Now. Both these wide-brush criticisms cycling across feeds and media verticals are disputable and puffy. They limit each movie to What It Says and Whose It For, two rather confining avenues to judge any film. Particularly by a certain crowd, this narrative pitting the two movies against one another binds each into symbols used to discuss a swath of other Important Conversations swirling around the culture. Whichever one wins will secretly serve as validation of publicly-held beliefs about race and class, as well as settling the ongoing The Way Things Were vs. How Things Are Now debate.

And how boring and useless is that? Whatever political goals either film has have mostly been accomplished. With La La Land receiving 14 nominations and Moonlight eight, it guarantees these will be and will remain films casual moviegoers believe they must see. As pious and/or as petty you might be regarding the Oscars, undeniable is their ability to shine spotlights on movies otherwise brushed over. Sometimes that leads to Oscars shining spotlights on Spotlight and we all lose. (In retrospect, that now seems par for the course in 2016.)

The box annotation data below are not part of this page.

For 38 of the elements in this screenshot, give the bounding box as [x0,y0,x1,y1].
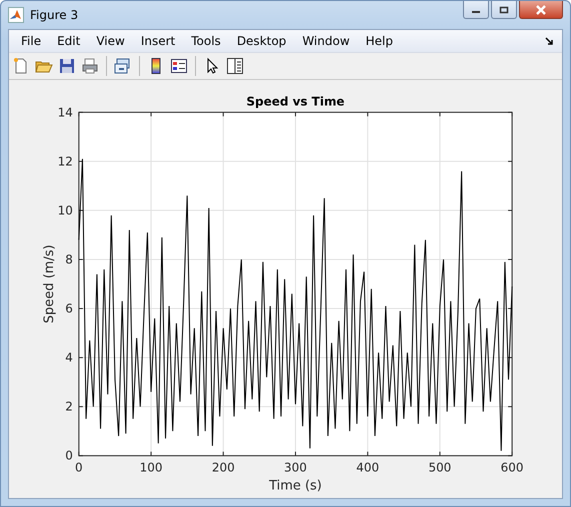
tick-label: 600 [500,460,524,475]
tick-label: 0 [65,448,73,463]
minimize-button[interactable] [463,1,489,19]
property-panel-icon[interactable] [225,56,245,76]
tick-label: 400 [356,460,380,475]
close-icon [535,4,547,14]
y-axis-label: Speed (m/s) [42,244,57,324]
tick-label: 12 [58,154,73,168]
tick-label: 6 [65,302,73,316]
window-title: Figure 3 [30,8,80,22]
tick-label: 4 [65,350,73,365]
tick-label: 8 [65,252,73,266]
maximize-icon [499,6,509,14]
tick-label: 0 [75,460,83,475]
menu-item[interactable]: File [13,32,50,50]
legend-icon[interactable] [169,56,189,76]
menu-item[interactable]: Edit [49,32,88,50]
dock-arrow-icon[interactable] [545,36,554,46]
close-button[interactable] [519,1,563,19]
maximize-button[interactable] [491,1,517,19]
tick-label: 200 [212,460,235,475]
tick-label: 500 [428,460,452,475]
app-icon [8,7,24,23]
menu-item[interactable]: Insert [132,32,184,50]
tick-label: 100 [140,460,162,475]
save-icon[interactable] [57,56,77,76]
print-icon[interactable] [80,56,100,76]
menu-item[interactable]: Desktop [228,32,294,50]
chart-title: Speed vs Time [246,94,345,108]
menu-item[interactable]: View [88,32,133,50]
menu-item[interactable]: Window [294,32,358,50]
tick-label: 14 [58,105,73,120]
x-axis-label: Time (s) [269,478,322,494]
tick-label: 2 [65,400,73,414]
tick-label: 10 [58,203,73,218]
tick-label: 300 [284,460,307,475]
menu-item[interactable]: Help [358,32,401,50]
menu-item[interactable]: Tools [183,32,229,50]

For all the sleazy appeal of awards season, a two-horse race can settle into similar tactics drunken sports fans practice: talking trash about your opponent. My team (i.e. my movie) is better because yours sucks for reasons x, y, and z. But maybe this type of message pierces most clearly through all the other ongoing noise. It is, after all, the chosen method of Donald Trump, the newly inaugurated President of our country.

However, as Moonlight director Barry Jenkins told Esquire:

I think there’s a very superficial read of La La Land that does injustice to what [director] Damien [Chazelle]’s doing in the film, and it’s convenient because these are tough times to make a superficial read of that film. But it’s like, no, this is America. This is what this shit is. You gain something; you sacrifice something else in the gaining of that thing. I mean, that’s dark stuff.

Neither film is without flaw. La La Land does leave audiences with a bittersweet taste: Intractable dreamers may accomplish those goals, but lose someone more precious in the process. However, are we really not supposed to believe Ryan Gosling’s Sebastian is kind of a hipster douche? To focus on just one moment, there’s the gaudy “Start A Fire” performance, where thousands cheer on John Legend’s synth pop, and Seb appears dissatisfied while Stone’s Mia is mortified. Isn’t it all hollow, asks our main characters. Well, no, it looks damn fun. You could argue that’s the point and ties into the movie’s thesis—an unwillingness to adapt and update classical sensibilities will leave one cold and forever confrontational with the world—but it’s a large ask for Chazelle to make.

On the other hand, Moonlight does reveal how civil structures and black pathologies can steal a child’s sense of intimacy and the impact nature has on nurture and how nurture affects one’s nature. It’s soaring and tender within a grounded, callous world. But when Chiron as the drug dealer “Black” reveals to previous lover Kevin he hasn’t touched another man, let alone another person, since their midnight tryst on the beach, it’s a hard moment to buy. (Strike that—I guess that point is distinctively not hard, if we’re being honest.) The Chiron we’ve witnessed is curious of people, always chasing others’ affection. A male swelling with desire, perhaps still sexually confused, would never stumble into a strip club living in Atlanta? Are we just supposed to ignore the city’s cultural impetus there? When Moonlight focuses so acutely on being a product of one’s environment? Was Chiron so ravaged by loss of love that he wouldn’t be inquisitive during that large swath of time, and explore some Midtown bars? Nothing at all?

While the admission is meant to underscore Chiron’s deep scars, it seems antithetical to everything we know about the character. For Jenkins, it’s a rare misstep.

Both movies are great. I enjoyed each immensely. But by reducing either into cultural treatises, and demanding one way chosen over the other, we deny the empathetic power each film graciously strives toward. Each is deserving of its praise. One winning does not qualify the other as loser. You can be lost in the moonlight and waltzing through la la land. Neither is such a bad place to be.